A conventional mortgage loan is the bread and butter of real estate financing. This traditional home loan option remains wildly popular in today’s marketplace because it customarily provides great rates, lower costs, and home buying flexibility. Because it’s tailored to meet the needs of traditional homebuyers, a conventional mortgage loan is perfect for those with the financial means and credit score to do so.
On the other hand, a conventional mortgage loan is the antithesis of what real estate investors desire. Slow and stringent, this loan program is not always the best bet. Not to mention, a conventional mortgage loan requires a substantial credit score (700+) and down payment (typically 20-30 percent of the loan); not something every investor has. Depending on their business plan and exit strategy, which will differ drastically from property to property, each transaction will be geared towards costs, speed and profit margins. While a conventional mortgage loan is the right choice for many people, it won’t always facilitate the demands of an investor.
The following outlines five reasons not to use a conventional mortgage loan:
5 Reasons Not To Use A Conventional Mortgage Loan
Speed: The tempo of a conventional mortgage loan can be very long and drawn-out. Speed of implementation, or lack thereof, can be a problem for many investors, as the availability of funds can sometimes be the difference between closing on a deal and losing one.
For those looking to take advantage of speed and efficiency in real estate financing, an all-cash offer is the way to go. Offering cash can provide significant advantages over a conventional mortgage loan, including the removal of PMI, the likelihood of deals falling through, and even serve as a bargaining chip in negotiation process.
Underwriting: Another thorn in the side for investors when obtaining a conventional mortgage loan is the approval process, otherwise known as the underwriting. This is when mortgage lenders will examine a borrower’s credit, income, employment and other qualifying factors to determine whether or not their loan application is approved. This process can take days, weeks or even months depending on the lender and their qualifying standards.
Condition Of The Property: Investing in real estate consists of seeing the potential in a property when others don’t. However, the problem for investors can sometimes be convincing lenders.
During the underwriting process of a conventional mortgage loan, before a lender offers terms, the property will need to be evaluated by an appraiser. This examination will include a collection of basic information, like square footage, number of rooms, age and condition, to determine the value of a property, as well as any potential repairs that need to be made. In addition, the appraiser will designate the property in one of two ways: “As-is” or “subject-to.” Homes labeled “subject-to” will be much more difficult to finance due to lenders assuming the risk for the repairs. All things considered, a conventional mortgage loan could hinder an investment opportunity.
No Down Payment: When purchasing a home, conventional wisdom says putting down 20 percent or more is the way to go. From a homebuyer’s perspective, a large down payment will help to improve their interest rate, which in return, will lead to long-term cost savings. As an investor, however, the benefits don’t add up. Instead of shelling out large amounts of money to obtain a conventional mortgage loan, investors typically look to other lenders to meet their needs.
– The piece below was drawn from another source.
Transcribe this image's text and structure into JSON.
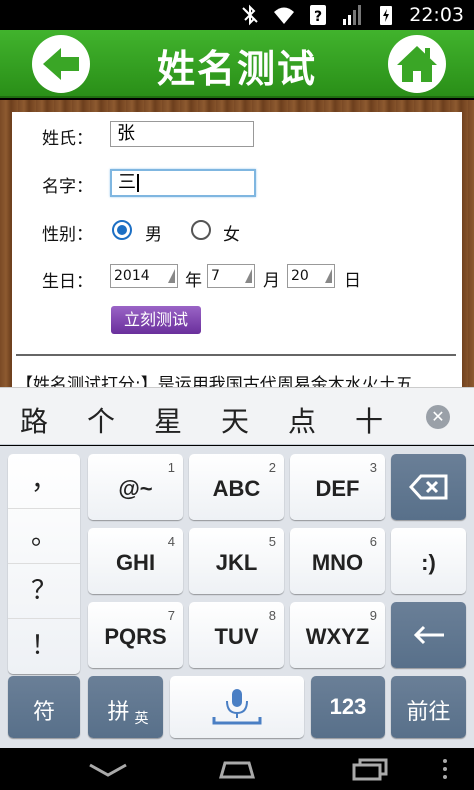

Advantage Over The Competition: Believe it or not, purposefully neglecting to utilize a conventional mortgage loan can prove to be a huge advantage for investors. While others are forced to sit and wait for mortgage approval, investors that utilize alternative financing options have the upper hand. Along with speed of funding, nothing entices a seller more than a cash offer, especially at the negotiation table.
Alternative Options To A Conventional Mortgage Loan
In real estate, the cost of money isn’t what counts the most — it’s the availability of said funds. Rather than being governed by traditional lenders like a conventional mortgage loan, many real estate investors choose to go through other funding methods to acquire their investments. These financing methods are generally geared towards the needs of investors. The following breaks down some alternative financing options for investors:
Private Money Lenders: Rather than going through the hassle of securing a traditional mortgage loan, investors have the ability to instead choose a private money lender. Funded by an individual instead of a bank, a private money lender will provide the hard cash to purchase real estate properties in exchange for a specific payback period. Oftentimes, this period will last anywhere from six months to a year, with terms of the deal established upfront. Benefits include: speed of purchase, asset-based lending, control and profitability, shorter terms, and guarantee of capital.
Hard Money Lender: A hard money lender is comprised of companies that specialize in short-term real estate-backed loans. Because their qualifying standards do not conform to bank standards, hard money lenders will typically charge higher interest rates, with term lengths ranging from six months up to two or three years, depending on the type and size of real estate project. In most cases, the size of the loan will be determined by the “After Repair Value” (ARV).
Also, hard money lenders will not finance an entire deal, but rather a percentage of the purchase price or the ARV. This will generally range from 50 to 70 percent. In addition, hard money lenders will also charge fees on top of the interest rate of the loan.
Real estate financing offers a slew of options for homebuyers and investors alike. A conventional mortgage loan, on the other hand, offers the homebuyer a better deal — not the investor. While each has its own advantages, unconventional financing methods like private and hard money lending remains the heart and soul real estate investing.